How I Used AI to Build My Foster Care Tracking System (And How You Can Too)

April 30, 2026
Written By Christi Brown

Christi Brown is the founder of AdapToIT, where modern IT strategy meets hands-on execution. With a background in security, cloud infrastructure, and automation, Christi writes for IT leaders and business owners who want tech that actually works—and adapts with them.

Quick note for my AdaptoIT readers: this one is cross-posted from Counted Doors, my foster parent blog. I know that is a hard pivot from your usual IT leadership reading (and yes, I am the same person running both, which explains a lot). I am sharing it here because the methodology I used to build this thing is the same methodology that works for any custom internal tool, whether you are tracking foster placements or building an asset inventory dashboard for a 200-seat client. The example happens to be foster care. The lesson is about how to actually use Cowork without flailing. Read it through that lens and the IT applications will be obvious.

My 49-minion army convened an emergency meeting when they saw this draft. Pseudo April tried to file it as personal mail. A.G.N.E.S. asked if she could soften the foster references. H.U.G.O. wanted to gate the whole thing. I told all three of them to stand down. H.U.G.O. is still pouting. He is filing a complaint with himself.

I had a problem that has been quietly nagging me for years. I needed one place to track everything related to my fostering: the training credits I have to log every year for renewal, every kid who has ever been in my home, every social worker phone call, every court date, every doctor appointment, every receipt I need to keep for taxes. The paper trail is real.

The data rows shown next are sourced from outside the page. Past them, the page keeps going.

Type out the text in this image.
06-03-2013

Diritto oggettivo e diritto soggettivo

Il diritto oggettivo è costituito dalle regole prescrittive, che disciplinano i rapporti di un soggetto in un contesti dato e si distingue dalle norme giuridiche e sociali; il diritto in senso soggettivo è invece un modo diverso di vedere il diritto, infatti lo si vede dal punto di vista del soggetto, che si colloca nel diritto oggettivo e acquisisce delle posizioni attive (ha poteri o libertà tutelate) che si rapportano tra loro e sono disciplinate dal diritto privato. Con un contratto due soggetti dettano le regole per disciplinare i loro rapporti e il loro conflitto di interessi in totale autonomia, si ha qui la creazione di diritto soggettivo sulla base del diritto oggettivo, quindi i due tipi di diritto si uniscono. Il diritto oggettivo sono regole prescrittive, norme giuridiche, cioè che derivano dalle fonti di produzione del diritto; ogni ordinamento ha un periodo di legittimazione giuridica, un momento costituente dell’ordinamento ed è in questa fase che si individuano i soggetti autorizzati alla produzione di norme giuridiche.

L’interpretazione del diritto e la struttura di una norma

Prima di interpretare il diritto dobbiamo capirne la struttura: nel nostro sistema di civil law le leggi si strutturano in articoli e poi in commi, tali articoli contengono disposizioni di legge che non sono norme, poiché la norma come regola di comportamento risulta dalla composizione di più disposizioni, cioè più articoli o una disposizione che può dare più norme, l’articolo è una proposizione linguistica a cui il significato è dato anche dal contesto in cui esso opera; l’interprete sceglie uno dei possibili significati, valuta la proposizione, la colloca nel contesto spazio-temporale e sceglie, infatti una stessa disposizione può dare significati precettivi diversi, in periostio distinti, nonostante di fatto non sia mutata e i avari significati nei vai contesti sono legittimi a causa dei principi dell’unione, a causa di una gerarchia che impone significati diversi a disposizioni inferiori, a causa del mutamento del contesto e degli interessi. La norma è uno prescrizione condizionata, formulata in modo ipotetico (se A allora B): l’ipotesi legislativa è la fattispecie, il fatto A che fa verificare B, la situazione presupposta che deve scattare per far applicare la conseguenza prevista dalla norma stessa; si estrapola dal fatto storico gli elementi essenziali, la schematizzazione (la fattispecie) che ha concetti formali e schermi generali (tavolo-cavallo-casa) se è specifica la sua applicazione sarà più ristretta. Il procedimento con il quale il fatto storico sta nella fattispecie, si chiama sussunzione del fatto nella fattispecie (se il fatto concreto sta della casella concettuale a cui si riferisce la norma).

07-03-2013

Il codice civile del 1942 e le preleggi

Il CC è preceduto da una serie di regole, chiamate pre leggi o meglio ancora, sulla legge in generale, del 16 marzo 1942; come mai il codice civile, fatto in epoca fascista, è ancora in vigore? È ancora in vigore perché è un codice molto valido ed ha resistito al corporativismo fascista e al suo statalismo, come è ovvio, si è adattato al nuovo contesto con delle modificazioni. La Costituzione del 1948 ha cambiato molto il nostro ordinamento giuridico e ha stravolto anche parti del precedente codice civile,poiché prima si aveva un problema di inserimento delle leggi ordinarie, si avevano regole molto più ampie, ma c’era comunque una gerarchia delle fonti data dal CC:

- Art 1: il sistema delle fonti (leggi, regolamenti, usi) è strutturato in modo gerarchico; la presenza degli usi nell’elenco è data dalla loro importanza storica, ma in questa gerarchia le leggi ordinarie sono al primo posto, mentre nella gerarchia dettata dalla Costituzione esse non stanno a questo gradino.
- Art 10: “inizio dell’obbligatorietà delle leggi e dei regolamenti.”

For a long time my system was, generously, “remember it” plus “search my email.” That worked for about a week per placement before everything collapsed into chaos.

I finally decided to build the thing properly. And because I am who I am (a CIO who builds AI agents in her spare time, but also a foster mom who is just as exhausted as everyone else by 7pm), I used AI to do most of the heavy lifting. The tool I used is called Claude Cowork. This post is about why I chose it, what I built, and how you can do the same thing for whatever your version of this problem is.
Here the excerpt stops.